An extremely fine Chinese late Qing dynasty ancestor portrait showing the wife of a senior official of the fifth rank seated in hieratic posture on a wooden chair, wearing a richly ornamented court dress, the coat or pufa with a buzi or Mandarin square featuring a silver pheasant signifying that the sitter’s husband was a senior civil official of the fifth rank
China, late nineteenth century, Qing Dynasty
Gouache on paper
140 x 73 cm.
This very fine ancestor portrait shows the beautiful wife of a senior scholarly official, known as a Mandarin of the fifth rank. This hierarchical ranking is denoted by the silver pheasant featured so prominently on her exquisitely embroidered coat. The silver pheasant, symbol of beauty and good fortune was one of nine different birds used to denote the nine official ranks. Birds were selected because they featured frequently in literary works and literati paintings. A Manchurian crane was the emblem of a first rank officer, then came the golden pheasant for the second rank, followed by the peacock for the third rank. A wild goose denoted a fourth rank officer, a silver pheasant for the fifth and a lesser egret for the sixth. Then followed the mandarin duck for a seventh rank official, a quail for the eight and finally a paradise flycatcher for a scholarly official of the ninth rank.
As with male ancestral portraits, the wife of the senior official is shown in similar pose, seated on a chair, facing the viewer and seen almost life size. The only difference, as seen here, is that the woman’s feet and hands are hidden. Feet were always covered up since they were considered the most erotic part of her body.

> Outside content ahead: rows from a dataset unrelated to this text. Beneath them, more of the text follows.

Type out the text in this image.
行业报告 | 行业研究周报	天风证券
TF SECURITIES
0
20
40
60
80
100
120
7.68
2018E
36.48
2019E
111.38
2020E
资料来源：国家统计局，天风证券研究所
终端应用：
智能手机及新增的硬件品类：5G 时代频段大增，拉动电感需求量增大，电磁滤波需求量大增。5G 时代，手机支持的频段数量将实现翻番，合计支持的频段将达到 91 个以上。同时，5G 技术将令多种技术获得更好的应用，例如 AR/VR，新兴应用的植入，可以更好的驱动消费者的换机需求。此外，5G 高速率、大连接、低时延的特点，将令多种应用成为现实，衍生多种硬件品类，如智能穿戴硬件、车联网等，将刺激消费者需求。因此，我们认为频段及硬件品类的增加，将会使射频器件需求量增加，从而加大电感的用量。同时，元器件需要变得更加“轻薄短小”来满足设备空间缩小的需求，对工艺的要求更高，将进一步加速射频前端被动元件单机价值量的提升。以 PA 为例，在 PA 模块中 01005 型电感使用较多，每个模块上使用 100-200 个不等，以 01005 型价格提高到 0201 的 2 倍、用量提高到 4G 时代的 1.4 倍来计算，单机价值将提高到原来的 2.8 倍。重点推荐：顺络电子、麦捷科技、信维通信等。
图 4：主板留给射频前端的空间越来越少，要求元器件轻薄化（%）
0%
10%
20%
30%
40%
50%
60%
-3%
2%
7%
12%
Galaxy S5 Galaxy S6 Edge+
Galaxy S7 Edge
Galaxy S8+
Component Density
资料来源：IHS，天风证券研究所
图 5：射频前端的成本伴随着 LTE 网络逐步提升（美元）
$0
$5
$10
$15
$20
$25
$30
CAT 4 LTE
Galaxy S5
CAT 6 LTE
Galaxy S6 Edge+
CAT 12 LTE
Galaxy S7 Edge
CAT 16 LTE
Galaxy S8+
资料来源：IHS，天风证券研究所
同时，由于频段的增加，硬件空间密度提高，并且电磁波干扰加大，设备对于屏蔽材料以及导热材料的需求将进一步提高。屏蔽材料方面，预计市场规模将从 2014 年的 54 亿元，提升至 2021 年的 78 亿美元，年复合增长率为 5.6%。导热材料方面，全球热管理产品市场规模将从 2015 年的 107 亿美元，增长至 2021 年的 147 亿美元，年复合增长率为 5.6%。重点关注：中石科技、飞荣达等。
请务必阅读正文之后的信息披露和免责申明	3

Great attention here has been paid to the intricate Chinese ornaments, from the sitter’s ornate headdress, to the juxtaposition of the various fabrics that make up her dress as well as the ornate Chinese rug below. While the highly styled costumes are encoded with symbols associated with court status and social position, the most important part of the portrait is the face, which individualizes and identifies the ancestor and lifts her to the realm of icon. All ancestors were painted with virtually the same expression, a symbolically solemn and detached look, to suggest otherworldly status. Yet great care was taken in the portraits to record the sitter’s face realistically. Capturing the likeness was crucial for the portrait to be able to function as a ritual object since it was believed that if even one hair in the depiction was incorrect all future prayers would go to someone else’s ancestor.